Ce livre est surtout célèbre pour avoir été l’objet d’une des plus belle mystification du monde littéraire, puisqu’il a permis à son auteur, Romain Gary, de décrocher un deuxième prix Goncourt sous le pseudonyme d’Emile Ajar. Et je dois reconnaître qu’il le mérite. L’auteur donne la parole à Momo, le gamin de personne. Et Momo, quand il parle, c’est avec un vocabulaire plus que fleuri, sauf quand il essaye d’utiliser des mots compliqués, comme “proxynète”. Momo d’ailleurs à dix ans, ou peut-être quatorze, on ne sait pas trop. Momo, ce qu’il veut, c’est rester avec Madame Rosa, parce qu’elle l’aime. Et il est profondément touchant, avec ses grands idéaux purs qui vont à contre-pied total de la morale bien pensante et bourgeoise de ceux qui vivent dans les beaux quartiers. Au début, le roman est donc un peu fouillis, parce que Momo ne sait pas vraiment encore ce qui lui arrive, mais en cours de route, Momo mûrit et toute la fin du roman, dans lequel Momo et Madame Rosa se sauvent mutuellement, est une sublime histoire d’amour.
Ce qui est tout particulièrement prenant, c’est le ton si léger, si enfantin parfois, si naturel avec lequel Momo évoque les pires horreurs: la mort, la prostitution, la maladie, la déchéance, tout cela est l’environnement quotidien de Momo qui s’en accommode avec une détermination aussi simple que farouche.
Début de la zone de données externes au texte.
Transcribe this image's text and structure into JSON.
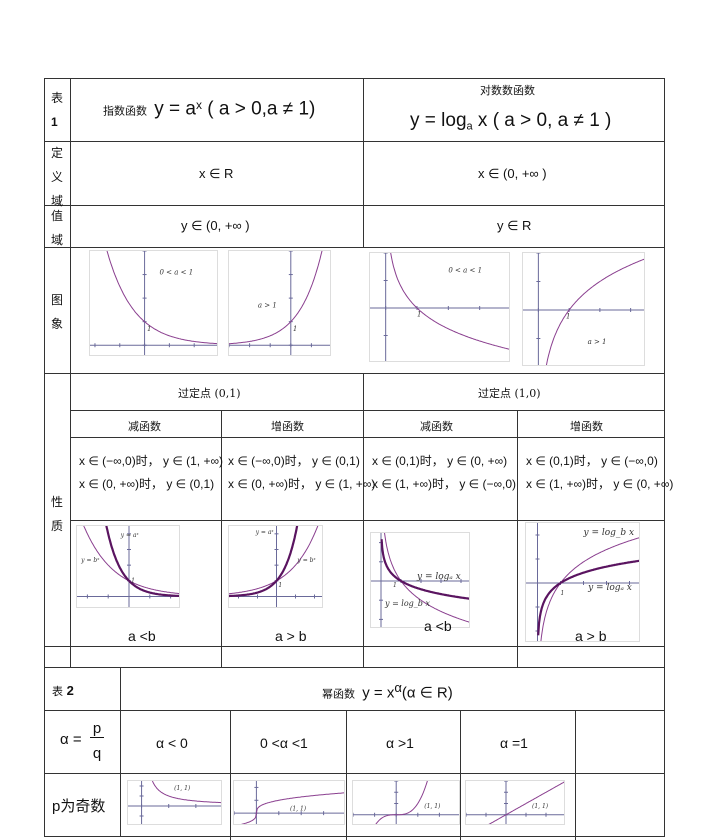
{
  "table1": {
    "label": "表",
    "label_num": "1",
    "exp_title_cn": "指数函数",
    "exp_formula": "y = a",
    "exp_sup": "x",
    "exp_cond": " ( a > 0,a ≠ 1)",
    "log_title_cn": "对数数函数",
    "log_formula": "y = log",
    "log_sub": "a",
    "log_cond": " x ( a > 0, a ≠ 1 )",
    "domain_label": "定义域",
    "domain_exp": "x ∈ R",
    "domain_log": "x ∈ (0, +∞ )",
    "range_label": "值域",
    "range_exp": "y ∈ (0, +∞ )",
    "range_log": "y ∈ R",
    "graph_label": "图象",
    "graph_labels": {
      "lt1": "0 < a < 1",
      "gt1": "a > 1",
      "one": "1"
    },
    "prop_label": "性质",
    "fixed_exp": "过定点 (0,1)",
    "fixed_log": "过定点 (1,0)",
    "mono": [
      "减函数",
      "增函数",
      "减函数",
      "增函数"
    ],
    "props": [
      [
        "x ∈ (−∞,0)时， y ∈ (1, +∞)",
        "x ∈ (0, +∞)时， y ∈ (0,1)"
      ],
      [
        "x ∈ (−∞,0)时， y ∈ (0,1)",
        "x ∈ (0, +∞)时， y ∈ (1, +∞)"
      ],
      [
        "x ∈ (0,1)时， y ∈ (0, +∞)",
        "x ∈ (1, +∞)时， y ∈ (−∞,0)"
      ],
      [
        "x ∈ (0,1)时， y ∈ (−∞,0)",
        "x ∈ (1, +∞)时， y ∈ (0, +∞)"
      ]
    ],
    "compare_labels": {
      "ax": "y = aˣ",
      "bx": "y = bˣ",
      "loga": "y = logₐ x",
      "logb": "y = log_b x",
      "one": "1"
    },
    "compare": [
      "a <b",
      "a > b",
      "a <b",
      "a > b"
    ]
  },
  "table2": {
    "label": "表",
    "label_num": "2",
    "title_cn": "幂函数",
    "formula": "y = x",
    "sup": "α",
    "cond": "(α ∈ R)",
    "alpha_eq": "α =",
    "p": "p",
    "q": "q",
    "cases": [
      "α < 0",
      "0 <α <1",
      "α >1",
      "α =1"
    ],
    "row_label": "p为奇数",
    "point": "(1, 1)"
  },
  "colors": {
    "curve": "#8a3f8f",
    "curve_dark": "#5a1460",
    "axis": "#6a6a9a",
    "border": "#333333"
  }
}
Quant à Madame Rosa, énorme, malade, en train de pourrir sur place, qui sombre par moment dans des moments d’absence totale, elle inspire une immense sympathie, elle qui amène rigoureusement ses enfants de pute chez le médecin, qui redoute le cancer comme le pire de ses cauchemars après Hitler, et qui demande volontiers l’aide de Lola son amie ancien boxeur maintenant travesti, ou du vendeur de tapis qui fait lire du Victor Hugo à Momo.
La note de Mélu:
Un roman à la fois aussi sombre et aussi lumineux, chapeau!
Un mot sur l’auteur: Romain Gary (1914-1980) est un auteur français d’origine russe.